Basic introduction to the software will be provided in the lectures, and sample codes for completing most of workshop questions will be provided to students.
Note that, using R is not mandatory, and students can work with other statistical software packages if they wish.
Data
The dataset of this study is obtained from the survey of Household Income and Labour Dynamics in Australia (HILDA). HILDA is a longitudinal survey which started from 2001 and is planned to continue until 2021 (for more information about this survey refer to this website). HILDA contains socio- demographic information of people. Moreover, it contains respondents’ rates on their satisfaction in different domains. The main purpose of this study is investigating the impact of transport related variables on life satisfaction. HILDA is a confidential dataset and students must put request to DataVerse to obtain it. A separate documentation will be uploaded on Moodle to guide you how to get access to HILDA.

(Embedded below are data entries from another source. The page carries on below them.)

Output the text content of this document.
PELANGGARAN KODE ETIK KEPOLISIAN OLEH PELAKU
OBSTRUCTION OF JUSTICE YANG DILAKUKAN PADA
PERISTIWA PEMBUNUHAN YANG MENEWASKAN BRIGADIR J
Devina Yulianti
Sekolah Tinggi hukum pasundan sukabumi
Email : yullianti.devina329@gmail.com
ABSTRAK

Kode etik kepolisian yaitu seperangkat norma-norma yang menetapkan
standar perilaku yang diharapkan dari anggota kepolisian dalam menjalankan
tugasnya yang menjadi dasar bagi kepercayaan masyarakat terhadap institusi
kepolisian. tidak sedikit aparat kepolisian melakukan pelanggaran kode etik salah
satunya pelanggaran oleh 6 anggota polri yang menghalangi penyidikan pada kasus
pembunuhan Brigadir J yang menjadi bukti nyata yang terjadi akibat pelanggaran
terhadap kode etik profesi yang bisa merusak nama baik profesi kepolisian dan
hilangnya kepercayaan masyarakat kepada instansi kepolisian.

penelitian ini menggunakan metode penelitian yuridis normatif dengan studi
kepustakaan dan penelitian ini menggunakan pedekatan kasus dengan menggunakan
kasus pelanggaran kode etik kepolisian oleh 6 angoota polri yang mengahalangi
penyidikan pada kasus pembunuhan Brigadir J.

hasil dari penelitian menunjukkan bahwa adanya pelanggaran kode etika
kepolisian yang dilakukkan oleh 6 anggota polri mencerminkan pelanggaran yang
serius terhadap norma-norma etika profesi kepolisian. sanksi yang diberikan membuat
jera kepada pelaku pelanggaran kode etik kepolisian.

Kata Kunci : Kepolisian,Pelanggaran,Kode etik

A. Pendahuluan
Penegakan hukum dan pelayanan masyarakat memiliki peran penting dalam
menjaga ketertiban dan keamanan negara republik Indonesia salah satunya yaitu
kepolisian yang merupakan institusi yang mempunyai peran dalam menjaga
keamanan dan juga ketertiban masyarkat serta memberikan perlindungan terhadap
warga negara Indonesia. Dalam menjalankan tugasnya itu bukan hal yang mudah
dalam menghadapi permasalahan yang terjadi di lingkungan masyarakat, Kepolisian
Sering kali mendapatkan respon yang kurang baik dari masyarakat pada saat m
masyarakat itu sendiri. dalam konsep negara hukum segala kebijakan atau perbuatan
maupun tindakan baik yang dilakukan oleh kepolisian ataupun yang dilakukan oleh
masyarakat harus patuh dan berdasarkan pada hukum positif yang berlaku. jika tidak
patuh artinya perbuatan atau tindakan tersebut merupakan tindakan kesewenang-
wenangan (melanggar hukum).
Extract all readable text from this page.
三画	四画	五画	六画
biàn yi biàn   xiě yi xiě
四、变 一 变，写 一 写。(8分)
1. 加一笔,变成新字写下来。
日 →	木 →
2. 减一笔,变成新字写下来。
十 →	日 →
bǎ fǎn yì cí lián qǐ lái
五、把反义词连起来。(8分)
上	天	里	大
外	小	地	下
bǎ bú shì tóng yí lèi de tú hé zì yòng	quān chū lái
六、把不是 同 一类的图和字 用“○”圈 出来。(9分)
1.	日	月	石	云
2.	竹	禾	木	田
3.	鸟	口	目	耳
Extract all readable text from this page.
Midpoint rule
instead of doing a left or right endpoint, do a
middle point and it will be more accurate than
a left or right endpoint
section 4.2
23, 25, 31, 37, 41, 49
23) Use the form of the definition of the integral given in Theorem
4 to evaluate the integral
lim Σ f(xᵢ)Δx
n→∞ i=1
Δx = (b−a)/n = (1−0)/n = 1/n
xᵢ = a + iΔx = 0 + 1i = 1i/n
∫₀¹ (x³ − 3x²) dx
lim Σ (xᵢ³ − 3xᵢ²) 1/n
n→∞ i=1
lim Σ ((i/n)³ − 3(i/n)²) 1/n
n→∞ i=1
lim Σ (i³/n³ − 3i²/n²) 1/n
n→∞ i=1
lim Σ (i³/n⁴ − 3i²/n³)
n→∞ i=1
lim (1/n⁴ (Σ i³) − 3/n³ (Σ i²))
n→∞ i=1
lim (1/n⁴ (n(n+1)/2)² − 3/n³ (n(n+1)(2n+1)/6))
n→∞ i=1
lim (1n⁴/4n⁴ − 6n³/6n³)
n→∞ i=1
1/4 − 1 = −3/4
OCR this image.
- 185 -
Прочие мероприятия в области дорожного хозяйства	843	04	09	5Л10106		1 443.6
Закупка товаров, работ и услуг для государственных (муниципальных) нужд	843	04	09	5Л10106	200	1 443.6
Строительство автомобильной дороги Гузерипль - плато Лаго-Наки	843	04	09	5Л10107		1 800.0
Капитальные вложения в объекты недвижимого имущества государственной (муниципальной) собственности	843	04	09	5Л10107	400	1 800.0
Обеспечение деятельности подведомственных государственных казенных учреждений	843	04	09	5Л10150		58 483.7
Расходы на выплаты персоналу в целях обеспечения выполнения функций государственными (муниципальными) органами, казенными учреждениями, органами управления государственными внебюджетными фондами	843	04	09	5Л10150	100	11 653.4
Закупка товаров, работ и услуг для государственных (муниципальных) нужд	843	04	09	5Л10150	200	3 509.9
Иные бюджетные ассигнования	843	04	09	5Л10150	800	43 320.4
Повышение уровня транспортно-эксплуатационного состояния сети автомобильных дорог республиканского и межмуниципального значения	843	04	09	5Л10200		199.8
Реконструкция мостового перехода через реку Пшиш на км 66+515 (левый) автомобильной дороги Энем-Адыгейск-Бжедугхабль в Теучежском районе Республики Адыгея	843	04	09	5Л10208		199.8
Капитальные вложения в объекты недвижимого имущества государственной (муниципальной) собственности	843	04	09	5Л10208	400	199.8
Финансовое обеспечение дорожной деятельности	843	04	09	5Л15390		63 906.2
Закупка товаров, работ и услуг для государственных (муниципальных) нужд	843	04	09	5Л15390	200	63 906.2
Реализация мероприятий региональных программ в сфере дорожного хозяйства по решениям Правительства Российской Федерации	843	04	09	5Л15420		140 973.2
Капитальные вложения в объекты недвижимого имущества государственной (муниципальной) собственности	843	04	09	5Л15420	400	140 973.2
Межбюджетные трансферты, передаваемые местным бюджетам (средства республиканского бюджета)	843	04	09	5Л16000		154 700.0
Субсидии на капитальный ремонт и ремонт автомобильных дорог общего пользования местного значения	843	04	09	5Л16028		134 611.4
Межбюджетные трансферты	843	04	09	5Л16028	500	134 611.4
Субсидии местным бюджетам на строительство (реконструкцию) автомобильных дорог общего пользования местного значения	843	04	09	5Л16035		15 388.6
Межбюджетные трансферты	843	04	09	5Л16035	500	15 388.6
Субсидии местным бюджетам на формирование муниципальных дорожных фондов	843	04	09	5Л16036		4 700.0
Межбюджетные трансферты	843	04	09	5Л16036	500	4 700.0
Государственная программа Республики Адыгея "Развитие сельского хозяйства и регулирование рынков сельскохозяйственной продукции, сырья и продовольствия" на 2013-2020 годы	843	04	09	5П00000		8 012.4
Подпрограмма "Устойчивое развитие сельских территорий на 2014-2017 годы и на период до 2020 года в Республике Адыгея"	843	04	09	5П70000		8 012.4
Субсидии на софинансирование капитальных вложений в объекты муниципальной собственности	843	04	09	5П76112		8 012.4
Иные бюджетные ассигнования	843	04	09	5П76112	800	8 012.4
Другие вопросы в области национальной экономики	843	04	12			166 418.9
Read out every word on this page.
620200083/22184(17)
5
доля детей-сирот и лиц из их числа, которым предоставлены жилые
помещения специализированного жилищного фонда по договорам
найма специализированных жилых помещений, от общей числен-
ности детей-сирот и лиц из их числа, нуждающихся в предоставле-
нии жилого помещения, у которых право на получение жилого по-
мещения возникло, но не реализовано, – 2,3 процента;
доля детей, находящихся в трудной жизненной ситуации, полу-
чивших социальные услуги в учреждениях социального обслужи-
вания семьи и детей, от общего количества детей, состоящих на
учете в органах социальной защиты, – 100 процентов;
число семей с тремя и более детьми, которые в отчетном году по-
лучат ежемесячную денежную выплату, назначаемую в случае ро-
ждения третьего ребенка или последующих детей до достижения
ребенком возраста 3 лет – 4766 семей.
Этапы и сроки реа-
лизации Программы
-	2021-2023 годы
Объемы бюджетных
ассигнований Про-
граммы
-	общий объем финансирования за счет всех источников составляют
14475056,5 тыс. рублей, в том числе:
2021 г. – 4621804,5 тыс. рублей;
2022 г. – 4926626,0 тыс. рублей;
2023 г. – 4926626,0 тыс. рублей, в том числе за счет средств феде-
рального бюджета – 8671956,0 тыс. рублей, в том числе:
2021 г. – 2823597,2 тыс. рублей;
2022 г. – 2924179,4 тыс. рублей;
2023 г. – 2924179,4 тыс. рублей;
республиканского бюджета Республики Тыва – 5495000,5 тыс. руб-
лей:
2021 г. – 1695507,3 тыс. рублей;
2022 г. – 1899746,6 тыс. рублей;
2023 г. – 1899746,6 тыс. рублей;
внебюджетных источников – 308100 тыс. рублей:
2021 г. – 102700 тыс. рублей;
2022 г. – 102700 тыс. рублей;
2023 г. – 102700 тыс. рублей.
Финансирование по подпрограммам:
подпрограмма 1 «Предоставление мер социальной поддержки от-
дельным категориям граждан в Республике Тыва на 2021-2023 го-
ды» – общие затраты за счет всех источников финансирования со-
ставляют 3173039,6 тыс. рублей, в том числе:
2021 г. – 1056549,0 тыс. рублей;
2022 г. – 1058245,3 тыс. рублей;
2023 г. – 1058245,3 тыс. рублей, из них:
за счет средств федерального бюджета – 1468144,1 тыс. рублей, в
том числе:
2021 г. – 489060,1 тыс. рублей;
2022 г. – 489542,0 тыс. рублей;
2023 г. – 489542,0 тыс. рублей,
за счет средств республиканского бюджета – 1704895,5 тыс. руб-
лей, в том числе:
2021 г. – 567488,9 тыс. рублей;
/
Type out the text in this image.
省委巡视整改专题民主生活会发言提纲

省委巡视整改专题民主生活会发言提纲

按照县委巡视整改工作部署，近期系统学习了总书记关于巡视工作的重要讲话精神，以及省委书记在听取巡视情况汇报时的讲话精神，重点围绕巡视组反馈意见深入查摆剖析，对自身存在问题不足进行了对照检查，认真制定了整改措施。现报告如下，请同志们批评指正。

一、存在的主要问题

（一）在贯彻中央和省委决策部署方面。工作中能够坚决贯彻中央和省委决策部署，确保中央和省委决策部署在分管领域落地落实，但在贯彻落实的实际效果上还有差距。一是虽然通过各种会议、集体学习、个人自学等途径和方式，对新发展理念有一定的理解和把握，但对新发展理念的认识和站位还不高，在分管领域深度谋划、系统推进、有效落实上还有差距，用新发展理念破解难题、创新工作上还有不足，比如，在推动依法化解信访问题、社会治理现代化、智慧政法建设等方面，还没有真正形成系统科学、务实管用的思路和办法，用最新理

*** The very first step of this project is obtaining access to HILDA ***
After obtaining access to HILDA, the dataset of this project will be share with you. Due to confidentiality issues, all the personal information is removed from this dataset.
Every student is supposed to focus on one aspect of life satisfaction in a specific year. To achieve your personalised dataset in this project, filter the dataset that is shared with you based on the allocated “year” and “variable of interest” given in a separate table. This table is posted on the Moodle page.
You must keep only one of the 9 variables life satisfaction variables in your dataset, which is going to be the dependent variable of your study. Note that, life satisfaction variables should not be considered as independent variables.
The variable of interest in this table is your dependent variable in this project, where throughout the project, the potential impact of other explanatory variables on this variable will be investigated.
Variables definition
The definition of most of the variables is provided here. However, some of the fields in the processed data set do not exist in the HILDA Data Dictionary. Below you can find the definition of these variables.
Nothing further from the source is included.